An empty list is an empty list with the second-to-last element removed.
remove([X],[X]).
A single-element list is itself with the second-to-last element removed.
remove([_,X],[X]).
A two-element list with the second to last element removed is a list of one element consisting of the last element of the two-element list.
remove([X|Xs], [X|Ys]) :-
Xs = [_,_|_],
remove(Xs,Ys).
The second list is the first list with the second element removed, and share the same first element, IF:
The tail of the first list consists of at least two elements, AND
The tail of the second list is the tail of the first list with the second to last element removed
A set of clauses is a predicate, or procedure.
All first three are base cases, and the recursive one copies while there are at least 3 elements in the first list.
I would describe the behaviour like 'removes pre-last element'.
So, how to declaratively read
remove([X|Xs], [X|Ys]) :-
Xs = [_,_|_],
remove(Xs,Ys).
Most important is that you first realize what the :- actually means.
Head :- Body.
It means: Whenever Body holds, we can conclude that also Head holds. Note the rather unintuitive direction of the arrow. It goes right-to-left. And not left-to-right, as often written informally when you conclude something. However, the error points into the direction of what we get "out of it".
To better see this, you can enter Body as a query!

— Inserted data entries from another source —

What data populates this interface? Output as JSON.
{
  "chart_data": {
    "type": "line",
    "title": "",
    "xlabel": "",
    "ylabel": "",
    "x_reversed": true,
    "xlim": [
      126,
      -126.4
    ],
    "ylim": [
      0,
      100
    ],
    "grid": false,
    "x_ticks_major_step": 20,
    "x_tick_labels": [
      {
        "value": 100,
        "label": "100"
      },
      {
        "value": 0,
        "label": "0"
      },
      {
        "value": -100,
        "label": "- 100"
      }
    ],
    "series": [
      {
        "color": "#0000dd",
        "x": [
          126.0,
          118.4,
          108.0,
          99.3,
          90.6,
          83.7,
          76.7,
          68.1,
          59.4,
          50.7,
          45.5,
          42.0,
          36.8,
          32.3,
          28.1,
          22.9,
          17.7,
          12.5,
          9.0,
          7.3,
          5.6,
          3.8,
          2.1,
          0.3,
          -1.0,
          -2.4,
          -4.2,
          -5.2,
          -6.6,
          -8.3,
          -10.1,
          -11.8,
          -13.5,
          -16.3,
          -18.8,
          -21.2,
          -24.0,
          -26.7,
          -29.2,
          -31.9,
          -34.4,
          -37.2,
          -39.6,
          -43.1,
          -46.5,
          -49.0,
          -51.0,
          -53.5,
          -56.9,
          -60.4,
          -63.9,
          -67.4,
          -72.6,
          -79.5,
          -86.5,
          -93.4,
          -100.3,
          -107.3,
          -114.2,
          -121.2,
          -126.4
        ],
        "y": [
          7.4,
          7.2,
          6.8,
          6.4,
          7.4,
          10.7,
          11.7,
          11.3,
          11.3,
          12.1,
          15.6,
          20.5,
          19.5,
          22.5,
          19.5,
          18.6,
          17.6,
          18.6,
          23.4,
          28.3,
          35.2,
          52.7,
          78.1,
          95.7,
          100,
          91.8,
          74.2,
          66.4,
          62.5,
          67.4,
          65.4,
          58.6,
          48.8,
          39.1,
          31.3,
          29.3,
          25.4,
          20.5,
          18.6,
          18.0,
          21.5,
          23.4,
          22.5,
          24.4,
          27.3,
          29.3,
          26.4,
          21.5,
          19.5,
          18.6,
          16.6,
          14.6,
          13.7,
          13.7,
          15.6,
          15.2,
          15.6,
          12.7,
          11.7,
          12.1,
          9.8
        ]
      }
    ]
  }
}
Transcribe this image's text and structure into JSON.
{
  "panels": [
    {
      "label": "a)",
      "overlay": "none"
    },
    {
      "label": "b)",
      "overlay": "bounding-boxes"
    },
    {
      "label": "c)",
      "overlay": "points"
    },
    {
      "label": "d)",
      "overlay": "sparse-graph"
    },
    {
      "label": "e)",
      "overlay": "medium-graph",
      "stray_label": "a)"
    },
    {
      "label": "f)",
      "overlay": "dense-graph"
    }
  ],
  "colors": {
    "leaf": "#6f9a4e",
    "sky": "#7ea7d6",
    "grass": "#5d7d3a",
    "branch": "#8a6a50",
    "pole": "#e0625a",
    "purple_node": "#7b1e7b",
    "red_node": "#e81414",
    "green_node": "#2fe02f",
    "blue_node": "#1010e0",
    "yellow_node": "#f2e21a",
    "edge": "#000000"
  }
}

?- Xs = [_,_|_], remove(Xs,Ys).
Xs = [A, B], Ys = [B]
; Xs = [A, B, C], Ys = [A, C]
; ... .
So we get all answers, except those where Xs has less than two elements.
Please note that procedurally, things happen exactly in the other direction - and that is very confusing to beginners. Even more so, since Prolog uses two "non-traditional" features: chronological backtracking, and variables - I mean real variables, meaning all possible terms - not these compile time constructs you know from imperative and functional languages. In those languages variables are holders for runtime values. Concrete values. In Prolog, variables are there at runtime, too. For more to this, see Difference between logic programming and functional programming
There is also another issue, I am not sure you understood. Think of:
?- remove(Xs, [1,2]).
Xs = [1, A, 2]
; false.
What is removed here? Nothing! Quite the contrary, we are adding a further element into the list. For this reason, the name remove/2 is not ideal in Prolog - it reminds us of command oriented programming languages that enforce that some arguments are given and others are computed. You might at first believe that this does not matter much, after all it's only a name. But don't forget that when programming you often do not have the time to think through all of it. So a good relational name might be preferable.
To find one, start with just the types: list_list/2, and then refine list_removed/2 or list__without_2nd_last/2.
Annotated:
remove( [] , [] ) . % removing the 2nd last element from the empty list yields the empty list
remove( [X] , [X] ) . % removing the 2nd last element from a 1-element list yields the 1-element list.
remove( [_,X] , [X] ) . % removing the 2nd last element from a 2-element list yields the tail of the 2-element list
remove( [X|Xs] , [X|Ys] ) :- % for any other case...
Xs = [_,_|_], % * if the tail contains 2 or more elements, the list is 3 elements or more in length
remove(Xs,Ys). % we simply prepend the head of the list to the result and recurse down.
It should be noted that the last clause could re-written a tad more clearly (and a little more succinctly) as:
remove( [X1,X2,X3|Xs] , [X1|Ys] ) :- % for any other case (a list of length 3 or more)
remove([X2,X3|Xs],Ys). % we simply prepend the head of the list to the result and recurse down.
Or as
remove( [X1|[X2,X3|Xs]] , [X1|Ys] ) :- % for any other case (a list of length 3 or more)
remove([X2,X3|Xs],Ys). % we simply prepend the head of the list to the result and recurse down.